Les Miscellanées d’un bouquineur, Virgile Stark (par Gilles Banderier)
Les Miscellanées d’un bouquineur, Virgile Stark, Les Belles-Lettres, novembre 2022, 156 pages, 17,70 €
Edition: Les Belles Lettres
On peut passer sa vie professionnelle à vendre des livres dans une librairie ou à les prêter et en assurer le retour dans une bibliothèque publique sans jamais en lire un seul. Le fait que le prix d’un volume soit désormais imprimé au bas de sa quatrième de couverture évite au commerçant de feuilleter le volume pour établir sa facture. Dans les bibliothèques publiques où un ouvrage se réduit désormais à un code-barre, le seul membre du personnel amené à ouvrir un volume est celui chargé de le cataloguer – et encore peut-il se contenter de copier les informations fournies par une base de données. Bref, ceux qui vivent au milieu des livres ne sont pas ipso facto les mieux placés pour en parler. Bien entendu, il existe d’heureuses exceptions et Virgile Stark en constitue une, qui manipule des livres les jours ouvrables à la bibliothèque où il travaille et bouquine sur ses heures de loisir. De sa longue et assidue fréquentation des livres, il a tiré un volume de Miscellanées d’un bouquineur, auxquelles les Belles-Lettres ont donné une forme particulièrement agréable, originale et réussie.

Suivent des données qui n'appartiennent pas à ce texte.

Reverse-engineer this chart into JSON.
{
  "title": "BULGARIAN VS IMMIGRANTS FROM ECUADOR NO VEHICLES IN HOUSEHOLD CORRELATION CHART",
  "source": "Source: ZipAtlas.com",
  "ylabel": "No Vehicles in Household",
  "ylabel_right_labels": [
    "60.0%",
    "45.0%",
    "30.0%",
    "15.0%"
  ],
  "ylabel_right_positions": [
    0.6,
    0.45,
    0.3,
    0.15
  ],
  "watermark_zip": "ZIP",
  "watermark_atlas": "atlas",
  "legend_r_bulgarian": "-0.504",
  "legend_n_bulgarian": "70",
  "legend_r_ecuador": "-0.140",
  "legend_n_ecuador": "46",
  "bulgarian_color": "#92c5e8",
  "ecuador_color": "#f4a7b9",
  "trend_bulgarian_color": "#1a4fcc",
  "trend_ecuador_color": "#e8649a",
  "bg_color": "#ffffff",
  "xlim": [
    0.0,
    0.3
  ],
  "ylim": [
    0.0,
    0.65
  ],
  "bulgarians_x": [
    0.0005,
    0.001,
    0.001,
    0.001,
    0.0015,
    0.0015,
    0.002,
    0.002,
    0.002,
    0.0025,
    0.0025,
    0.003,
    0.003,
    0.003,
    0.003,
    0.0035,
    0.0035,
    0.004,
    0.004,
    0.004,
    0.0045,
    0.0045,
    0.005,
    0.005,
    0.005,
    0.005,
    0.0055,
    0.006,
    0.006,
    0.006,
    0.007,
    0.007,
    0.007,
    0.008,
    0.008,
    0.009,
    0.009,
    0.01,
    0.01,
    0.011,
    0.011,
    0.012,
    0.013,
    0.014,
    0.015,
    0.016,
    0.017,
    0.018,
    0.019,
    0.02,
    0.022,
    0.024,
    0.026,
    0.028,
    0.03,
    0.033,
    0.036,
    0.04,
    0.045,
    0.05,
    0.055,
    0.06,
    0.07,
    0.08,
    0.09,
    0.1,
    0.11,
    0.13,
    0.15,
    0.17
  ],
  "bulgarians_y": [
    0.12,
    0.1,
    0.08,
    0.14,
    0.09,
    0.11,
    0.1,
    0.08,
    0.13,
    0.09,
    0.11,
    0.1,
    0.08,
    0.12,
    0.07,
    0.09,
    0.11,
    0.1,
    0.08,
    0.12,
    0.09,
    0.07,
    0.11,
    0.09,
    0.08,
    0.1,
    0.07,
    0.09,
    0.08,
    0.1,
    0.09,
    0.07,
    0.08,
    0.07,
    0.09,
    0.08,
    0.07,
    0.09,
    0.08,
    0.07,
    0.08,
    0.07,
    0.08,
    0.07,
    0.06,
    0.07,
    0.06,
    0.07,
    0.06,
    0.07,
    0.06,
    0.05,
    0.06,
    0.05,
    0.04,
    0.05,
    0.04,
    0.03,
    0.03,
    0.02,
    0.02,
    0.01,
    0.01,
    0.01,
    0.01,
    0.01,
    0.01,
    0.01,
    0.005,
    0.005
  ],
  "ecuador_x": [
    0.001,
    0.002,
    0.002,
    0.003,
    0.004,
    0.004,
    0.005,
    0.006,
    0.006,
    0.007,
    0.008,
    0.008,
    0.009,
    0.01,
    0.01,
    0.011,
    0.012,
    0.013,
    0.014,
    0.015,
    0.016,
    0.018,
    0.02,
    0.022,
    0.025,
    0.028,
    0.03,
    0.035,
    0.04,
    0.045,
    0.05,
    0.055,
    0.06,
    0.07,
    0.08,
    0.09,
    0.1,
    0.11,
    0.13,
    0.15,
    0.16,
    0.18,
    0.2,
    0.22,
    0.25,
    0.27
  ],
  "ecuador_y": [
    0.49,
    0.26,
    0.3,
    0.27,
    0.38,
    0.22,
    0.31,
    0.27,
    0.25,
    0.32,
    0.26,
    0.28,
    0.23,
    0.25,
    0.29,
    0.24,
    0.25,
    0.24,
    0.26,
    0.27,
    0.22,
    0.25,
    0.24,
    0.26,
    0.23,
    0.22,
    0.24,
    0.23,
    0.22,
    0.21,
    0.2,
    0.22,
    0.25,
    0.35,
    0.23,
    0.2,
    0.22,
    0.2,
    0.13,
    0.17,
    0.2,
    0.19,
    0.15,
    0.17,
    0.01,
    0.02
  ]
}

Comme l’écrivait Montaigne, l’auteur d’un livre infini, « celui-ci [le commerce des livres] côtoie tout mon cours et m’assiste partout. Il me console en la vieillesse et en la solitude. Il me décharge du poids d’une oisiveté ennuyeuse ; et me défait à toute heure des compagnons qui me fâchent. Il émousse les pointures de la douleur si elle n’est du tout extrême et maitresse. Pour me distraire d’une imagination importune, il n’est que de recourir aux livres ; ils me détournent facilement à eux et me la dérobent. Et si, ne se mutinent point pour voir que je ne les recherche qu’au détriment de ces autres commodités, plus réelles, vives et naturelles ; ils me reçoivent toujours de même visage ». Il faut avoir soi-même passé un peu de temps à fréquenter les livres pour savoir qui fut Gabriel Peignot, alias G.P. Philomneste, auteur d’Un Livre des singularités, et d’Amusements philologiques, jamais réédités depuis le XIXe siècle. Virgile Stark s’inscrit dans sa ligne. Le seul point commun aux cent cinquante notes réunies dans ce volume, qui s’accommode d’une lecture discontinue, est le livre, cet objet né avec le christianisme et qui supplanta définitivement le rouleau, le volumen du monde gréco-latin (il a toutefois été remarqué que le traitement de texte, qui fait défiler les lignes de haut en bas, avait opéré un retour à la lecture sur rouleau) ; le livre qu’on lit, qu’on collectionne, qu’on recherche, qu’on détruit ; les livres qui transmettent la beauté ou l’horreur du monde. Il est question de méthodes de lecture ou d’écriture rapides, du vocabulaire de la typographie (aussi pittoresque et suranné que celui de la marine à voile), du premier livre imprimé (la Bible de Gutenberg, dont il ne reste que cinquante exemplaires, dont un appartient à Bill Gates), de lecteurs au long cours (Stanley Kubrick, Karl Lagerfeld), de manuscrits mystérieux ayant existé (le codex Voynich) ou non (le Necronomicon de Lovecraft). Avec Borges et quelques autres, Virgile Stark a compris que l’érudition est un jeu et invite son lecteur à s’amuser en sa compagnie. Nul ne regrettera le temps passé ainsi.
Gilles Banderier
Bibliothécaire, Virgile Stark a publié, aux Belles-Lettres, Crépuscule des bibliothèques (2015) et Le Navigateur obsolète (2016).